Experience Replay Buffer¶
In order to efficiently train a population of RL agents, off-policy algorithms must be used to share memory within populations. This reduces the exploration needed by an individual agent because it allows faster learning from the behaviour of other agents. For example, if you were able to watch a bunch of people attempt to solve a maze, you could learn from their mistakes and successes without necessarily having to explore the entire maze yourself.
The object used to store experiences collected by agents in the environment is called the Experience Replay Buffer, and is defined by the class ReplayBuffer().
During training we use the ReplayBuffer.add() function to add experiences to the buffer as TensorDict objects. Specifically, we wrap transitions through the
Transition tensorclass that wraps the obs, action, reward, next_obs, and done fields as torch.Tensor objects.
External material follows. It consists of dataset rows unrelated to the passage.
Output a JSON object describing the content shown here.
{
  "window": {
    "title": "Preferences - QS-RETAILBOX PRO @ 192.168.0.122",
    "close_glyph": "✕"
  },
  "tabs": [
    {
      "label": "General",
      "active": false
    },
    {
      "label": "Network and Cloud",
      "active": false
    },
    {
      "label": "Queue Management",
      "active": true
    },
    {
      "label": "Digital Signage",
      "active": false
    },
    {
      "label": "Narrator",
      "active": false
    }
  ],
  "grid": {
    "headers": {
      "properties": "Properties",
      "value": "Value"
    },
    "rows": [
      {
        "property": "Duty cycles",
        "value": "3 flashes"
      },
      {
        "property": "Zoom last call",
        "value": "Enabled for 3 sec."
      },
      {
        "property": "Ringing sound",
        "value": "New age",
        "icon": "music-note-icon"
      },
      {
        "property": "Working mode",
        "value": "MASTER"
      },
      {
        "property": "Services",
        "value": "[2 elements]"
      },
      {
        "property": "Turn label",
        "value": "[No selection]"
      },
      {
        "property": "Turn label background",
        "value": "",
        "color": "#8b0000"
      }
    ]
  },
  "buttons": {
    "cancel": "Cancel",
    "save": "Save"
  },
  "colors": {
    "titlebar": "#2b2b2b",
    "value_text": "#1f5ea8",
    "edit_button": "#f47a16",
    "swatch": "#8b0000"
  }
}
To sample from the replay
buffer, call ReplayBuffer.sample().
from agilerl.components.replay_buffer import ReplayBuffer
memory = ReplayBuffer(
max_size=10000, # Max replay buffer size
device=device,
)
Parameters¶
- class agilerl.components.replay_buffer.ReplayBuffer(max_size: int, device: str | device = 'cpu', dtype: dtype = torch.float32)¶
A circular replay buffer for off-policy learning using a TensorDict as storage.
- Parameters:
- property storage: TensorDict¶
Storage of the buffer.
- class agilerl.components.replay_buffer.MultiStepReplayBuffer(max_size: int, n_step: int = 3, gamma: float = 0.99, device: str | device = 'cpu', dtype: dtype = torch.float32)¶
A circular replay buffer for n-step returns in off-policy learning.
- Parameters:
- add(data: TensorDict) TensorDict | None¶
Add a transition to the n-step buffer and potentially to the replay buffer.
- Parameters:
data (TensorDict) – Transition to add to the buffer
- Returns:
First transition in the n-step buffer
- Return type:
TensorDict | None
- sample_from_indices(idxs: Tensor) TensorDict¶
Sample a batch of transitions from the buffer using the provided indices.
- Parameters:
idxs (torch.Tensor) – Indices of the transitions to sample
- Returns:
TensorDict containing sampled experiences
- Return type:
TensorDict
- property storage: TensorDict¶
Storage of the buffer.
- class agilerl.components.replay_buffer.PrioritizedReplayBuffer(max_size: int, alpha: float = 0.6, device: str | device = 'cpu', dtype: dtype = torch.float32)¶
A prioritized replay buffer for off-policy learning as introduced in the paper ‘Prioritized Experience Replay’ (Schaul et al., 2015).
- Parameters:
- add(data: TensorDict) None¶
Add a transition to the buffer.
- Parameters:
data (TensorDict) – Transition to add to the buffer
- sample(batch_size: int, beta: float = 0.4) TensorDict¶
Sample a batch of transitions based on priorities.
- property storage: TensorDict¶
Storage of the buffer.